Except it's not simply just along party lines. The Democrats have the votes to pass the legislation no matter what the GoP does (which seems to suit some Democrats just fine). The main problem for the Democrats is reconciling the competing interests within their party - something that may not be possible in the end. If there was party consensus (much less national consensus), this bill would have passed long ago.

MT said...

Yeah, by "along party lines" I meant something vaguer than what it implies. Anyway, sure there has been dissension among the Dems, but it seems to me that partisanship--by Republicans--that underlies it. The legislative compromises that have divided the Dems were to appease Republicans who--were everyone acting reasonably--should have been appeased, but won't be in the end, because they'll have chosen to follow the Republican game plan instead.

MT said...

Or maybe what really needs to be said is that it's time to end de facto supermajority rule and put the senate back the way the founders intended.

Andy said...

So let me get this straight - you're blaming lack of consensus in the Democratic party on the GoP? That is, I'm sorry to say, absurd.
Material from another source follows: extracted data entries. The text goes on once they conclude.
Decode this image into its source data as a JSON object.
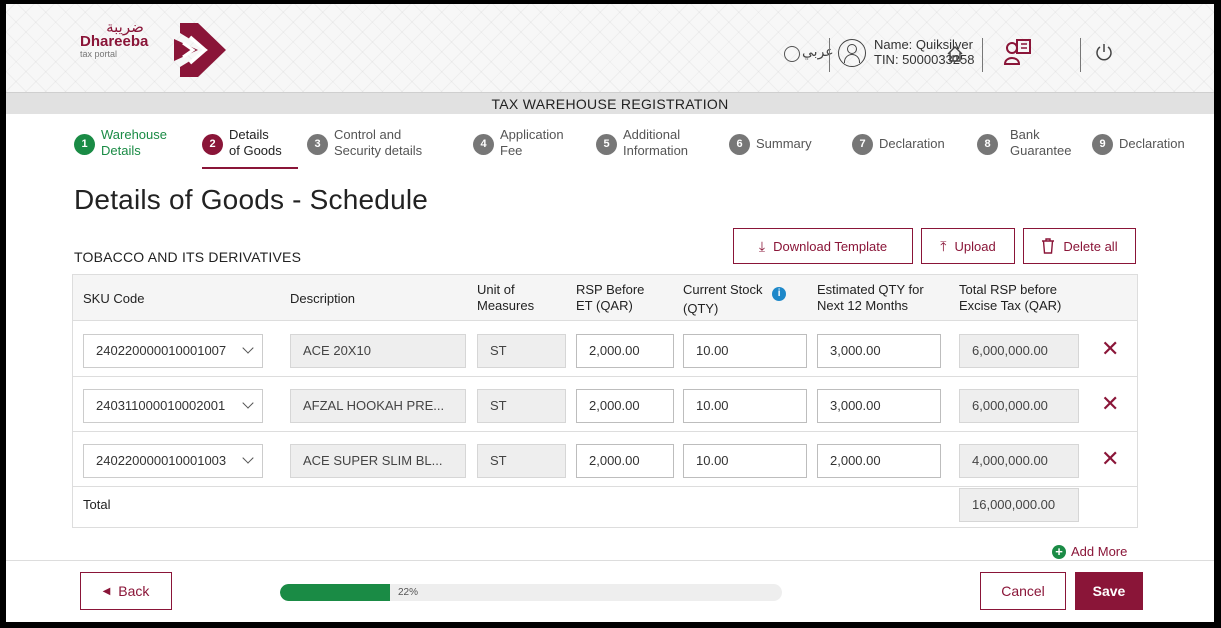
{
  "brand": {
    "name_ar": "ضريبة",
    "name_en": "Dhareeba",
    "tagline": "tax portal",
    "color": "#8a1538"
  },
  "header": {
    "language": "عربي",
    "user_name": "Name: Quiksilver",
    "tin": "TIN: 5000033258",
    "icons": [
      "globe-icon",
      "user-icon",
      "home-icon",
      "bookmark-icon",
      "power-icon"
    ]
  },
  "page_banner": "TAX WAREHOUSE REGISTRATION",
  "steps": [
    {
      "num": "1",
      "label_1": "Warehouse",
      "label_2": "Details",
      "state": "done"
    },
    {
      "num": "2",
      "label_1": "Details",
      "label_2": "of Goods",
      "state": "active"
    },
    {
      "num": "3",
      "label_1": "Control and",
      "label_2": "Security details",
      "state": "pending"
    },
    {
      "num": "4",
      "label_1": "Application",
      "label_2": "Fee",
      "state": "pending"
    },
    {
      "num": "5",
      "label_1": "Additional",
      "label_2": "Information",
      "state": "pending"
    },
    {
      "num": "6",
      "label_1": "Summary",
      "label_2": "",
      "state": "pending"
    },
    {
      "num": "7",
      "label_1": "Declaration",
      "label_2": "",
      "state": "pending"
    },
    {
      "num": "8",
      "label_1": "Bank",
      "label_2": "Guarantee",
      "state": "pending"
    },
    {
      "num": "9",
      "label_1": "Declaration",
      "label_2": "",
      "state": "pending"
    }
  ],
  "page_title": "Details of Goods - Schedule",
  "section_label": "TOBACCO AND ITS DERIVATIVES",
  "actions": {
    "download_template": "Download Template",
    "upload": "Upload",
    "delete_all": "Delete all"
  },
  "table": {
    "columns": {
      "sku": "SKU Code",
      "desc": "Description",
      "uom_1": "Unit of",
      "uom_2": "Measures",
      "rsp_1": "RSP Before",
      "rsp_2": "ET (QAR)",
      "stock_1": "Current Stock",
      "stock_2": "(QTY)",
      "est_1": "Estimated QTY for",
      "est_2": "Next 12 Months",
      "total_1": "Total RSP before",
      "total_2": "Excise Tax (QAR)"
    },
    "rows": [
      {
        "sku": "240220000010001007",
        "desc": "ACE 20X10",
        "uom": "ST",
        "rsp": "2,000.00",
        "stock": "10.00",
        "est": "3,000.00",
        "total": "6,000,000.00"
      },
      {
        "sku": "240311000010002001",
        "desc": "AFZAL HOOKAH PRE...",
        "uom": "ST",
        "rsp": "2,000.00",
        "stock": "10.00",
        "est": "3,000.00",
        "total": "6,000,000.00"
      },
      {
        "sku": "240220000010001003",
        "desc": "ACE SUPER SLIM BL...",
        "uom": "ST",
        "rsp": "2,000.00",
        "stock": "10.00",
        "est": "2,000.00",
        "total": "4,000,000.00"
      }
    ],
    "total_label": "Total",
    "total_value": "16,000,000.00",
    "delete_glyph": "✕"
  },
  "add_more": "Add More",
  "footer": {
    "back": "Back",
    "progress_text": "22%",
    "progress_value": 0.22,
    "cancel": "Cancel",
    "save": "Save"
  }
}
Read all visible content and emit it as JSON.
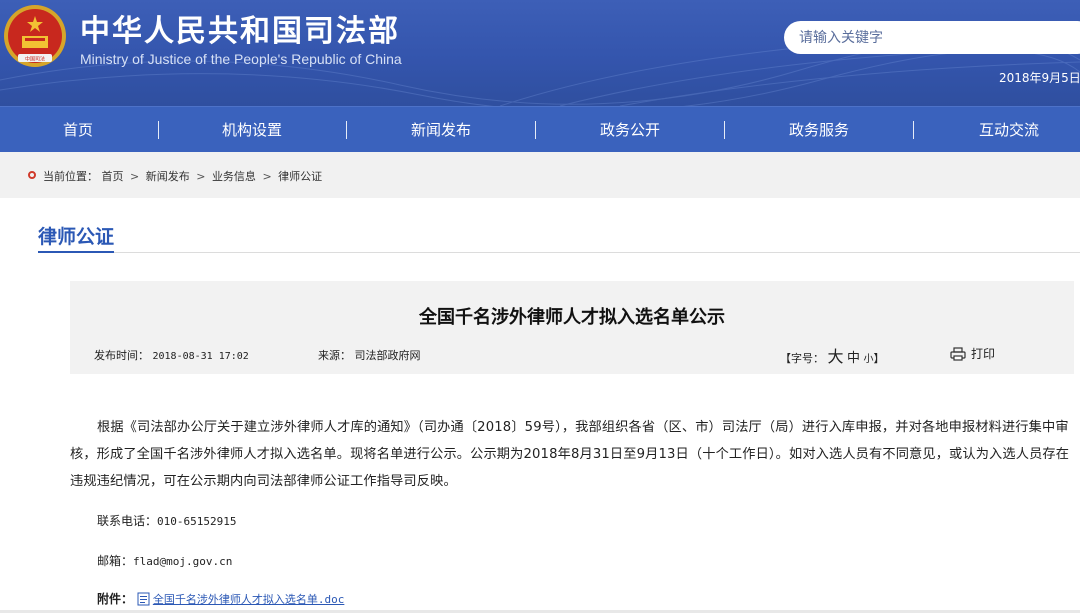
{
  "header": {
    "title": "中华人民共和国司法部",
    "subtitle": "Ministry of Justice of the People's Republic of China",
    "search_placeholder": "请输入关键字",
    "date": "2018年9月5日"
  },
  "nav": {
    "items": [
      "首页",
      "机构设置",
      "新闻发布",
      "政务公开",
      "政务服务",
      "互动交流"
    ]
  },
  "breadcrumb": {
    "prefix": "当前位置：",
    "items": [
      "首页",
      "新闻发布",
      "业务信息",
      "律师公证"
    ],
    "separator": ">"
  },
  "section": {
    "title": "律师公证"
  },
  "article": {
    "title": "全国千名涉外律师人才拟入选名单公示",
    "publish_label": "发布时间：",
    "publish_time": "2018-08-31 17:02",
    "source_label": "来源：",
    "source": "司法部政府网",
    "fontsize_open": "【字号：",
    "fontsize_big": "大",
    "fontsize_mid": "中",
    "fontsize_small": "小",
    "fontsize_close": "】",
    "print_label": "打印",
    "body": "根据《司法部办公厅关于建立涉外律师人才库的通知》（司办通〔2018〕59号），我部组织各省（区、市）司法厅（局）进行入库申报，并对各地申报材料进行集中审核，形成了全国千名涉外律师人才拟入选名单。现将名单进行公示。公示期为2018年8月31日至9月13日（十个工作日）。如对入选人员有不同意见，或认为入选人员存在违规违纪情况，可在公示期内向司法部律师公证工作指导司反映。",
    "phone_label": "联系电话：",
    "phone": "010-65152915",
    "email_label": "邮箱：",
    "email": "flad@moj.gov.cn",
    "attachment_label": "附件：",
    "attachment_name": "全国千名涉外律师人才拟入选名单.doc"
  },
  "colors": {
    "header_blue": "#3455ad",
    "nav_blue": "#3a62bd",
    "accent_blue": "#2b58b5",
    "emblem_red": "#c8281e",
    "emblem_gold": "#f2c233"
  }
}
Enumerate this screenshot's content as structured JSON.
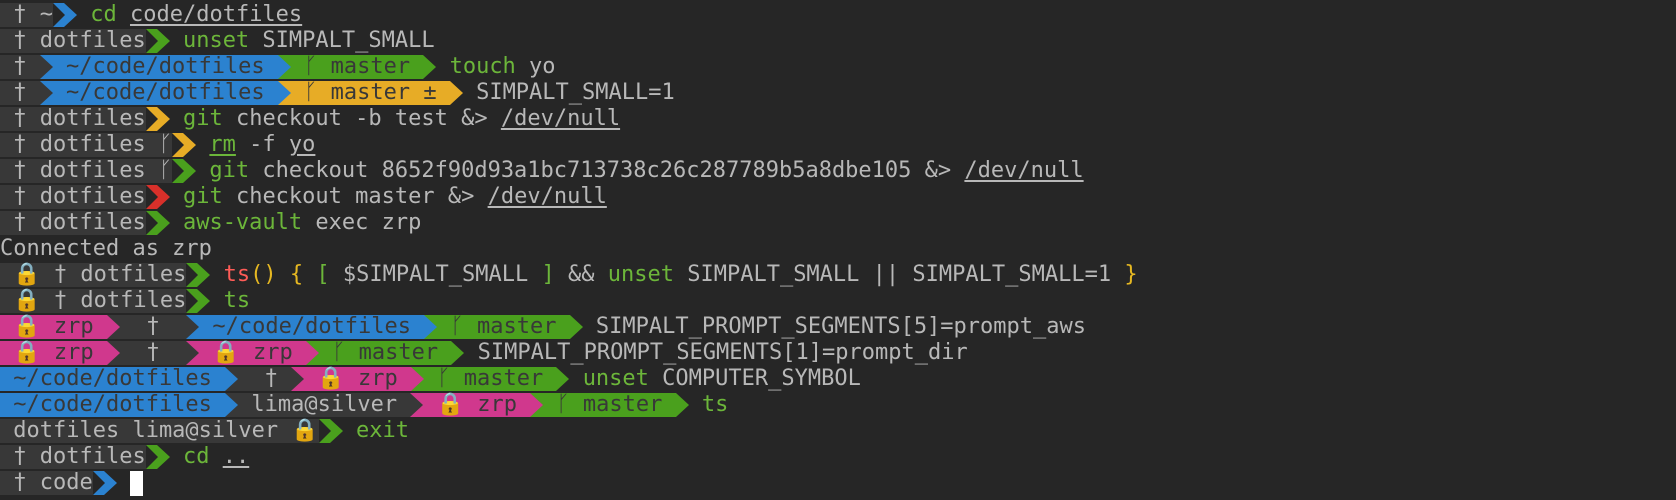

The Democrats had almost a year with a supermajority and they squandered it. The sooner Democrats start to take responsibility for their own failures and quit blaming the GoP for everything the sooner they'll be able to actually govern.

MT said...

Rather than blaming the criminals, I'd prefer to blame the conditions that beget and abet criminality. That is the liberal way, grasshopper. But if you need it painted in black hats and white hats, of course the Republicans are the bad guys. Go have some fruit. It's high in vitamin C.